Pas nécessairement parce que la CGEM aurait changé de camp — rien ne permet de l’affirmer — mais parce que le PAM est entré sur un terrain que le RNI connaît particulièrement bien : celui du langage de l’entreprise, de l’investissement et des acteurs économiques.
Lekjaa ne s’est pas contenté de dire que l’entreprise est importante. Il a placé le secteur privé au cœur de la vision économique du PAM. L’entreprise, selon lui, est un partenaire et le secteur privé constitue le moteur de la création de richesse et d’emplois. Quant à l’État, son rôle devrait davantage consister à servir l’investissement et à accompagner l’entreprise qu’à lui parler dans un registre populiste.
Le choix des mots compte.
À partir de 2027, a expliqué Lekjaa, un chantier de structuration de l’économie informelle devrait être engagé parallèlement à la préparation de la loi de finances. Et il a pris soin de préciser que l’objectif ne serait pas de rechercher de nouvelles recettes fiscales, mais d’intégrer progressivement les acteurs dans un cadre économique organisé, transparent, leur permettant également de bénéficier des mécanismes d’aide et d’incitation.

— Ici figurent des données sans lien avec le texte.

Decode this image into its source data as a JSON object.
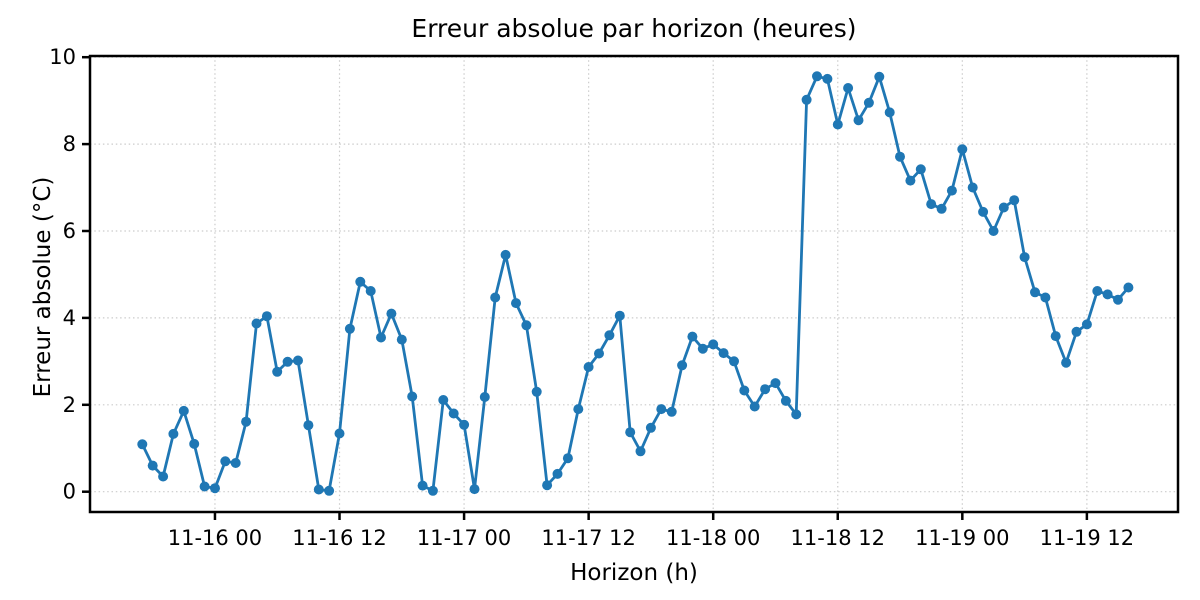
{
  "page": {
    "background": "#ffffff"
  },
  "chart_data": {
    "type": "line",
    "title": "Erreur absolue par horizon (heures)",
    "xlabel": "Horizon (h)",
    "ylabel": "Erreur absolue (°C)",
    "series_name": "Erreur absolue",
    "series_color": "#1f77b4",
    "marker": "circle",
    "line_width": 2.8,
    "marker_radius": 5,
    "grid": {
      "visible": true,
      "style": "dotted",
      "color": "#cccccc"
    },
    "legend": "none",
    "ylim": [
      -0.48,
      10.04
    ],
    "yticks": [
      0,
      2,
      4,
      6,
      8,
      10
    ],
    "xticks": {
      "labels": [
        "11-16 00",
        "11-16 12",
        "11-17 00",
        "11-17 12",
        "11-18 00",
        "11-18 12",
        "11-19 00",
        "11-19 12"
      ],
      "indices": [
        7,
        19,
        31,
        43,
        55,
        67,
        79,
        91
      ]
    },
    "x": [
      "11-15 17",
      "11-15 18",
      "11-15 19",
      "11-15 20",
      "11-15 21",
      "11-15 22",
      "11-15 23",
      "11-16 00",
      "11-16 01",
      "11-16 02",
      "11-16 03",
      "11-16 04",
      "11-16 05",
      "11-16 06",
      "11-16 07",
      "11-16 08",
      "11-16 09",
      "11-16 10",
      "11-16 11",
      "11-16 12",
      "11-16 13",
      "11-16 14",
      "11-16 15",
      "11-16 16",
      "11-16 17",
      "11-16 18",
      "11-16 19",
      "11-16 20",
      "11-16 21",
      "11-16 22",
      "11-16 23",
      "11-17 00",
      "11-17 01",
      "11-17 02",
      "11-17 03",
      "11-17 04",
      "11-17 05",
      "11-17 06",
      "11-17 07",
      "11-17 08",
      "11-17 09",
      "11-17 10",
      "11-17 11",
      "11-17 12",
      "11-17 13",
      "11-17 14",
      "11-17 15",
      "11-17 16",
      "11-17 17",
      "11-17 18",
      "11-17 19",
      "11-17 20",
      "11-17 21",
      "11-17 22",
      "11-17 23",
      "11-18 00",
      "11-18 01",
      "11-18 02",
      "11-18 03",
      "11-18 04",
      "11-18 05",
      "11-18 06",
      "11-18 07",
      "11-18 08",
      "11-18 09",
      "11-18 10",
      "11-18 11",
      "11-18 12",
      "11-18 13",
      "11-18 14",
      "11-18 15",
      "11-18 16",
      "11-18 17",
      "11-18 18",
      "11-18 19",
      "11-18 20",
      "11-18 21",
      "11-18 22",
      "11-18 23",
      "11-19 00",
      "11-19 01",
      "11-19 02",
      "11-19 03",
      "11-19 04",
      "11-19 05",
      "11-19 06",
      "11-19 07",
      "11-19 08",
      "11-19 09",
      "11-19 10",
      "11-19 11",
      "11-19 12",
      "11-19 13",
      "11-19 14",
      "11-19 15",
      "11-19 16"
    ],
    "values": [
      1.09,
      0.6,
      0.35,
      1.33,
      1.86,
      1.1,
      0.12,
      0.08,
      0.7,
      0.66,
      1.61,
      3.87,
      4.04,
      2.76,
      2.99,
      3.02,
      1.53,
      0.05,
      0.02,
      1.34,
      3.75,
      4.83,
      4.62,
      3.55,
      4.1,
      3.5,
      2.19,
      0.14,
      0.02,
      2.11,
      1.8,
      1.54,
      0.06,
      2.18,
      4.47,
      5.45,
      4.34,
      3.83,
      2.3,
      0.15,
      0.41,
      0.77,
      1.9,
      2.87,
      3.18,
      3.6,
      4.05,
      1.37,
      0.93,
      1.47,
      1.9,
      1.84,
      2.91,
      3.57,
      3.29,
      3.39,
      3.19,
      3.0,
      2.33,
      1.96,
      2.36,
      2.5,
      2.09,
      1.78,
      9.02,
      9.56,
      9.5,
      8.45,
      9.29,
      8.55,
      8.95,
      9.55,
      8.73,
      7.71,
      7.16,
      7.42,
      6.62,
      6.51,
      6.93,
      7.88,
      7.0,
      6.44,
      6.0,
      6.54,
      6.71,
      5.4,
      4.59,
      4.47,
      3.58,
      2.97,
      3.68,
      3.85,
      4.62,
      4.54,
      4.42,
      4.7
    ]
  }
}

Ce n’est plus tout à fait le discours électoral destiné à la rue.
C’est un discours adressé au patron d’entreprise.
Lekjaa a également évoqué un scénario destiné à faire progresser le Maroc vers des niveaux de développement plus élevés à l’horizon 2030, en s’inspirant de pays comparables ayant réussi à mieux organiser leur économie. Il a cité, dans cette logique, l’inclusion bancaire, le paiement électronique et de nouvelles méthodes de gestion des transactions économiques.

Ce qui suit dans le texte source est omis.